HEAR FUCKING HEAR. Unfortunately this sort of diarrhoea-inducing drivel is increasingly permeating every aspect of the NHS, from our (F1’s) ePortfolio horseshit to your ‘reflective episodes’. Soon even the fucking Rastafarian porters will be forced to fill up portfolios describing how wheeling fatasses from one floor to another whilst chewing on cheap weed from Bayswater has made them grow as human beings.
Dr No – I apologise for not yet being able to answer your calls for GP trainees’ comments, as I am at least a year and a half away from starting GP training. But when I do, it sure as hell won’t be in the NHS – I’m making like a bad cricket player and heading for Australia. At least there I get grateful hot Aboriginal chicks instead of Andrew Lansley ramming his crap up my arse.

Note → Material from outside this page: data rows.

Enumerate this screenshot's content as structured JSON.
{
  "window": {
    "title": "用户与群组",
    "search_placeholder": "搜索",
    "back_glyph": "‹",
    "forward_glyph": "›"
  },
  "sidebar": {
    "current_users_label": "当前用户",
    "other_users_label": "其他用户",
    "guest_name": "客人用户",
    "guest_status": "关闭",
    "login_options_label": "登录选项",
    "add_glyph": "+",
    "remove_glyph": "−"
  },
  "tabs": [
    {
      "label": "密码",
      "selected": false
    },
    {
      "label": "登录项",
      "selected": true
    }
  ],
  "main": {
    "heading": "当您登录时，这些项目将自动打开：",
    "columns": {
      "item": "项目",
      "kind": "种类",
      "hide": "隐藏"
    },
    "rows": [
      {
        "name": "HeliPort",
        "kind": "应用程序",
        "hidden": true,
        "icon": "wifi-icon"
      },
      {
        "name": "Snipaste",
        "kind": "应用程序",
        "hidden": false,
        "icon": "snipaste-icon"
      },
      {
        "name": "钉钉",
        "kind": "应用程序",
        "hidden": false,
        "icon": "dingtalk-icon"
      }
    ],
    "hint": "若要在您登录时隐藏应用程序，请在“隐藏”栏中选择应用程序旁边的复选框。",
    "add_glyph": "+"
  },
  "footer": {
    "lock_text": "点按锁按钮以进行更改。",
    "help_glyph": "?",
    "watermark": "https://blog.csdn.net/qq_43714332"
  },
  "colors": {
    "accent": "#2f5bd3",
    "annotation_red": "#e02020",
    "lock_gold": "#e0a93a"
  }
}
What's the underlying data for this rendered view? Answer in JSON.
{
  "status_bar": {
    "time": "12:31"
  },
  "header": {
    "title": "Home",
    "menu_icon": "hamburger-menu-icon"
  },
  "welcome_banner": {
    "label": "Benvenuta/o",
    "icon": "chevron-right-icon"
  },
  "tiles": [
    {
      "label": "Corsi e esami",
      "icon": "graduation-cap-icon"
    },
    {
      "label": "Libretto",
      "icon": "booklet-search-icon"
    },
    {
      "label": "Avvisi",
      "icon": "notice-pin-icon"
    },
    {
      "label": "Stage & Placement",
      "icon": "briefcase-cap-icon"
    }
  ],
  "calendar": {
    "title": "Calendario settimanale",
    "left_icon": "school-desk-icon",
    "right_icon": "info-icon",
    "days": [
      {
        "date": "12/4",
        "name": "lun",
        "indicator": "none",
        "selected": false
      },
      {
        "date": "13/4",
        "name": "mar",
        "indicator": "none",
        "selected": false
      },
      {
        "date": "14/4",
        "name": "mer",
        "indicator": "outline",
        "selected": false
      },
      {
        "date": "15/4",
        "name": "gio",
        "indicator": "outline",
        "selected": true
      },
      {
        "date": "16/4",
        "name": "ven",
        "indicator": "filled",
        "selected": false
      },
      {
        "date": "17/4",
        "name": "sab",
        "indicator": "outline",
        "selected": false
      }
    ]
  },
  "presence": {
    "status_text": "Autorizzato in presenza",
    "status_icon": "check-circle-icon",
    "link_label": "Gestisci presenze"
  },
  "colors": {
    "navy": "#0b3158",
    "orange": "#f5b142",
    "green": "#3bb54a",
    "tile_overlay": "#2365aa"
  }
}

I suspect the motives are likely cynical.
With the NHS reforms it is likely that GPs will become keener to pretend to become the equivalents of hospital doctors, so that they can farm out more work corruptly to themselves rather then referring it on as they should do.
Whatever you call them GPSIs, they are no substitute for proper hospital specialists, it is dodgy IMHO unless Primary care is working with Secondary care in providing specialist services.
On training, an area in which I am somewhat expert, I agree with a lot of the above.
There is a monumental disconnect between the idiots in Ivory towers running training and those training on the ground.
There was a brief improvement as everyone rebelled against the madness of MMC, but unfortunately we continue to be drowned as the idiots persist with their competency based methods and reflective bullshit.
We need the GMC out of training, we need more hours, more experience and better regulation to improve quality.